Les chômeurs devraient-ils travailler sans salaire? Voilà un des remèdes proposés par David Cameron pour rétablir la «justice sociale» entre travailleurs et assistés sociaux. Il entend aussi sabrer dans les allocations au logement dont bénéficient les familles démunies. Ses réformes sociales soulèvent la colère, autant dans la rue que dans l'Église anglicane.

«C'est de l'esclavage!» William O'Dwyer, sans emploi depuis un an, ne veut rien entendre du projet du premier ministre David Cameron, qui veut contraindre les chômeurs de longue date à faire du bénévolat. «J'ai deux enfants, j'ai besoin d'un emploi payant», dit l'homme de 37 ans.

Le Parlement débattra pourtant de la question aujourd'hui. Dans la foulée du plan d'austérité annoncé le mois dernier, les conservateurs veulent forcer les personnes au chômage depuis un an à faire 30 heures de travail communautaire par semaine, comme le ramassage des feuilles mortes ou la collecte des déchets, pendant un mois.

Les désobéissants perdront 3 mois d'allocations, qui varient entre 80 et 100$ par semaine.

L'idée est de rehausser leur employabilité et leur estime de soi, selon le ministre du Travail et des Pensions, Iain Duncan Smith. «Des 5 millions de personnes qui sont sans emploi, 1,5 million le sont depuis 10 ans», se plaît à rappeler le ténor conservateur.

Ce projet, dont les détails seront connus aujourd'hui, vise également à décourager le travail au noir.

«Le message va faire son chemin; suivez les règles du jeu, sinon vous aurez la vie dure», a expliqué Iain Duncan Smith au Daily Telegraph.



Ghettos de pauvres?

La réforme de l'aide sociale ne s'arrête pas là. Le plafond des allocations de logement pour les assistés sociaux sera réduit, ce qui permettra au gouvernement de Cameron d'économiser l'équivalent de 3,2 milliards de dollars par année.

Encore une fois, les chômeurs de longue date sont ciblés: ils perdront 10% de leurs prestations de logement.

«Le budget de l'aide au logement s'élève à 32 milliards de dollars par année, soit trois fois plus que celui pour la police, dit M. Duncan Smith. Pendant trop longtemps les contribuables ont logé dans des quartiers chic des familles qui bénéficient de l'aide sociale.»

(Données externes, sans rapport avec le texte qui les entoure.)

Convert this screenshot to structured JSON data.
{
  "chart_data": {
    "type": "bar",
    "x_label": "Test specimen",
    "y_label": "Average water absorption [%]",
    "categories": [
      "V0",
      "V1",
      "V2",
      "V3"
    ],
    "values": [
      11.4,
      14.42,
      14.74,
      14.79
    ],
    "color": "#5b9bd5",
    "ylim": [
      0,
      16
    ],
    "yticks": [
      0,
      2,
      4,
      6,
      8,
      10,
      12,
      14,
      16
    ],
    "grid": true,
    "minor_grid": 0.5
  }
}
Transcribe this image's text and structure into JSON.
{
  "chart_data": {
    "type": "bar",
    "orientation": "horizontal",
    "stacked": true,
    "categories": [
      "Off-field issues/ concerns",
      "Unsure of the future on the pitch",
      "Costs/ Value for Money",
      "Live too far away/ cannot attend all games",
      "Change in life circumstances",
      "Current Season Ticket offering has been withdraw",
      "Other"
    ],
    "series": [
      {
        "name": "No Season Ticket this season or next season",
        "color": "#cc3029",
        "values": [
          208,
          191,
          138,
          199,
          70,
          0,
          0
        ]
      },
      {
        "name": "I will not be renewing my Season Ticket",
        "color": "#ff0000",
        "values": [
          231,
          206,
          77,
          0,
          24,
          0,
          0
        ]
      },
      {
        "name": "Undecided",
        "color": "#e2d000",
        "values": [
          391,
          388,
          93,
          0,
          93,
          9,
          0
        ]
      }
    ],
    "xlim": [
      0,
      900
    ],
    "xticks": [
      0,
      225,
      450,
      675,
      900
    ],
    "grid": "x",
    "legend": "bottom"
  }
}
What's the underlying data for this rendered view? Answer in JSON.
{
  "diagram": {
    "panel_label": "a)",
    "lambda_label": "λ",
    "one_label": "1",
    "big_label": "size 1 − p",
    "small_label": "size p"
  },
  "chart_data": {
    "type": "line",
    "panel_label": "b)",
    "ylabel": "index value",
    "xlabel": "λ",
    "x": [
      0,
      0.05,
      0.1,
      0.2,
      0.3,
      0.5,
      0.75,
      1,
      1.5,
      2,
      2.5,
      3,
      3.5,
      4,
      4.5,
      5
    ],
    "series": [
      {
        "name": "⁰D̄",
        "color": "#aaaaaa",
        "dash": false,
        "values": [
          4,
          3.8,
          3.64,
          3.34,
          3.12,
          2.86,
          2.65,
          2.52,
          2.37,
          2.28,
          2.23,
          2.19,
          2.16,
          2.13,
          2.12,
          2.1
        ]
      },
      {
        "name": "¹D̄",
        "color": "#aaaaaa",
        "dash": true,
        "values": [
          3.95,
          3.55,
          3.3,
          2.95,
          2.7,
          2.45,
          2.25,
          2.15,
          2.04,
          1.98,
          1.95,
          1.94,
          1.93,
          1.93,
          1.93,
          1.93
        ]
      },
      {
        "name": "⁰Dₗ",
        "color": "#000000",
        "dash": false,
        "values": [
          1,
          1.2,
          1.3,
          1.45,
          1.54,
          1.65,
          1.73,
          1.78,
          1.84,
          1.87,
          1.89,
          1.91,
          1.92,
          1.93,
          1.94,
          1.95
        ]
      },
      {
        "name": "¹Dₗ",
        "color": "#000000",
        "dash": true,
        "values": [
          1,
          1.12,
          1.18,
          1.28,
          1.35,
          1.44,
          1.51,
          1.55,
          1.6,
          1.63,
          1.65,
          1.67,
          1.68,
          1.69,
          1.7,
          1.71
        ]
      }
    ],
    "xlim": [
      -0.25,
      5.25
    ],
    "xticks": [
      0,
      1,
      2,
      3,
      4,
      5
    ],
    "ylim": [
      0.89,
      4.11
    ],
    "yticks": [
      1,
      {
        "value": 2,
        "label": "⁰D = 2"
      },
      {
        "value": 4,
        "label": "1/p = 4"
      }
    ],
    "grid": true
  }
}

Ce projet pourrait toutefois avoir un effet pervers: les foyers à faible revenu du sud de l'Angleterre pourraient migrer vers le nord, où les loyers sont plus bas, mais les emplois, plus rares. La moitié des quartiers abordables à Londres deviendront trop chers d'ici à 2016, selon l'organisme d'aide aux sans-abri Shelter.

«En bout de piste, cela pourrait créer des ghettos et de nouveaux problèmes», dit Martin Seeleib-Kaiser, professeur de politique comparative à l'Université d'Oxford.

Ces mesures alimentent également la croyance populaire qui veut que les assistés sociaux abusent du système, croit le professeur de Nottingham Bruce Stafford. «C'est un retour à l'ère Thatcher où les groupes vulnérables étaient persécutés, croit l'expert en politique sociale. Le gouvernement amasserait plus d'argent s'il faisait la guerre à l'évasion fiscale.»

Il y a pourtant bel et bien des tricheurs. «J'avais un coloc qui prétendait avoir besoin de béquilles alors que sa santé était bonne», dit Kimiko Ninomiya, Britannique d'adoption et chômeuse depuis un an.

Étudiants en colère

La politique du bâton des conservateurs mènera-t-elle à un hiver de mécontentement?

En plus des étudiants, qui ont envahi les rues de Londres hier, des syndicats et de l'opposition travailliste, les rangs des protestataires comptent l'archevêque de Canterbury, qui est sorti de sa réserve habituelle, pour critiquer ces mesures «injustes».

Peut-on prévoir d'autres émeutes? Ce n'est pas impossible. Mais comme le fait remarquer Martin Seeleib-Kaiser: «Les mouvements sociaux sont rares, en Angleterre, contrairement à la France ou à la Grèce.»

Photo: Reuters

Plusieurs milliers d'étudiants ont occupé hier pendant cinq heures le QG du Parti conservateur à Londres, où ils ont pénétré par la force quand a dégénéré une manifestation sans précédent contre le triplement des droits de scolarité à l'université.